Dalam pernyataannya, militer Israel menyebut latihan tersebut dimulai “pada pagi hari” dan meliputi kawasan yang mereka sebut sebagai “Yehuda dan Samaria” — istilah yang digunakan Israel untuk menyebut wilayah Tepi Barat — serta Lembah Yordan.
Maneuver militer ini digelar di tengah meningkatnya eskalasi kekerasan Israel di wilayah pendudukan Tepi Barat.
Sejak awal 2024, operasi militer, penembakan, dan penangkapan berlangsung hampir setiap hari, paralel dengan perang besar yang dilancarkan Israel terhadap Jalur Gaza sejak Oktober 2023 dengan dukungan langsung dari Amerika Serikat (AS).
Menurut data lembaga-lembaga Palestina, setidaknya 1.069 warga Palestina gugur di Tepi Barat dan sekitar 10.000 orang terluka sejak awal eskalasi.

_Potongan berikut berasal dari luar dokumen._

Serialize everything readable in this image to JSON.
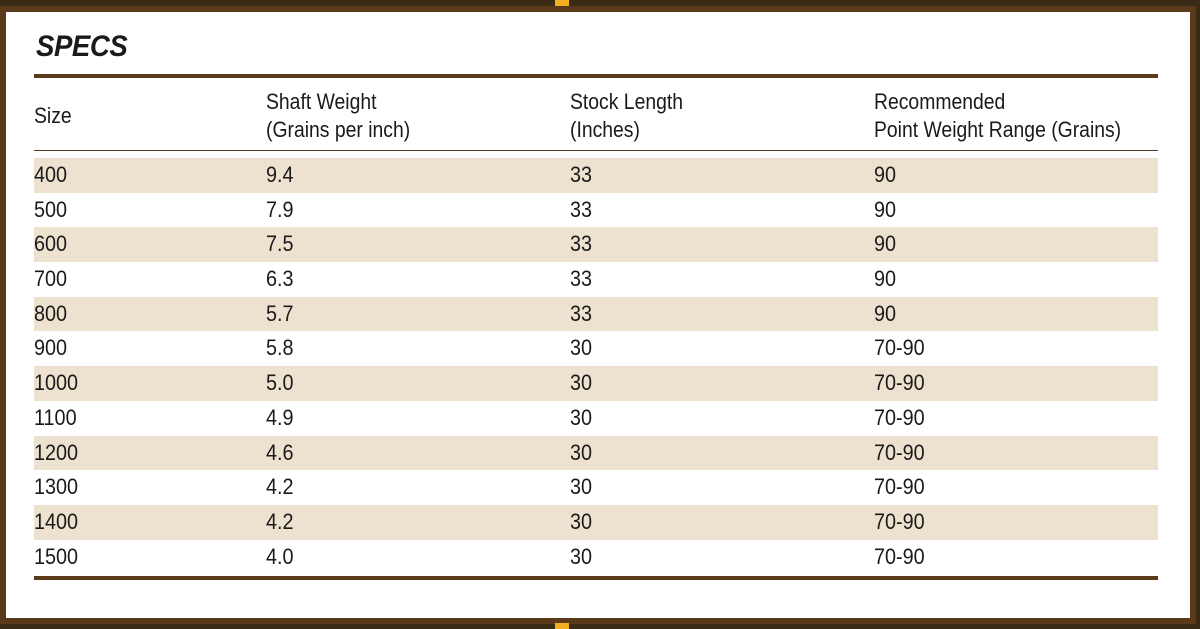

Lebih dari 20.000 warga Palestina telah ditahan oleh pasukan Israel, termasuk 1.600 anak-anak.
Kota-kota seperti Jenin, Nablus, Tulkarm, dan Hebron menjadi sasaran operasi militer harian yang disertai penghancuran rumah, penyitaan tanah, dan pengusiran warga.
Sementara itu, meski perjanjian gencatan senjata antara Israel dan Hamas telah diumumkan pada 10 Oktober lalu, pasukan Israel terus melanggar kesepakatan itu hampir setiap hari.
Mereka melanggar melalui serangan udara dan tembakan artileri yang menargetkan berbagai titik di Jalur Gaza.
Serangan-serangan itu menambah panjang daftar korban di wilayah yang sudah hancur akibat perang lebih dari setahun sebelumnya.
Hingga kini, lebih dari 69.000 warga Palestina telah gugur dan lebih dari 170.000 lainnya terluka, sebagian besar perempuan dan anak-anak.
Selain korban jiwa, kehancuran infrastruktur di Gaza juga sangat masif. Gedung-gedung publik, sekolah, rumah sakit, dan jaringan listrik luluh lantak.
Perserikatan Bangsa-Bangsa (PBB) memperkirakan biaya rekonstruksi wilayah itu mencapai sekitar 70 miliar dolar AS.
Angka yang mencerminkan kedalaman luka dan skala kerusakan yang ditinggalkan perang.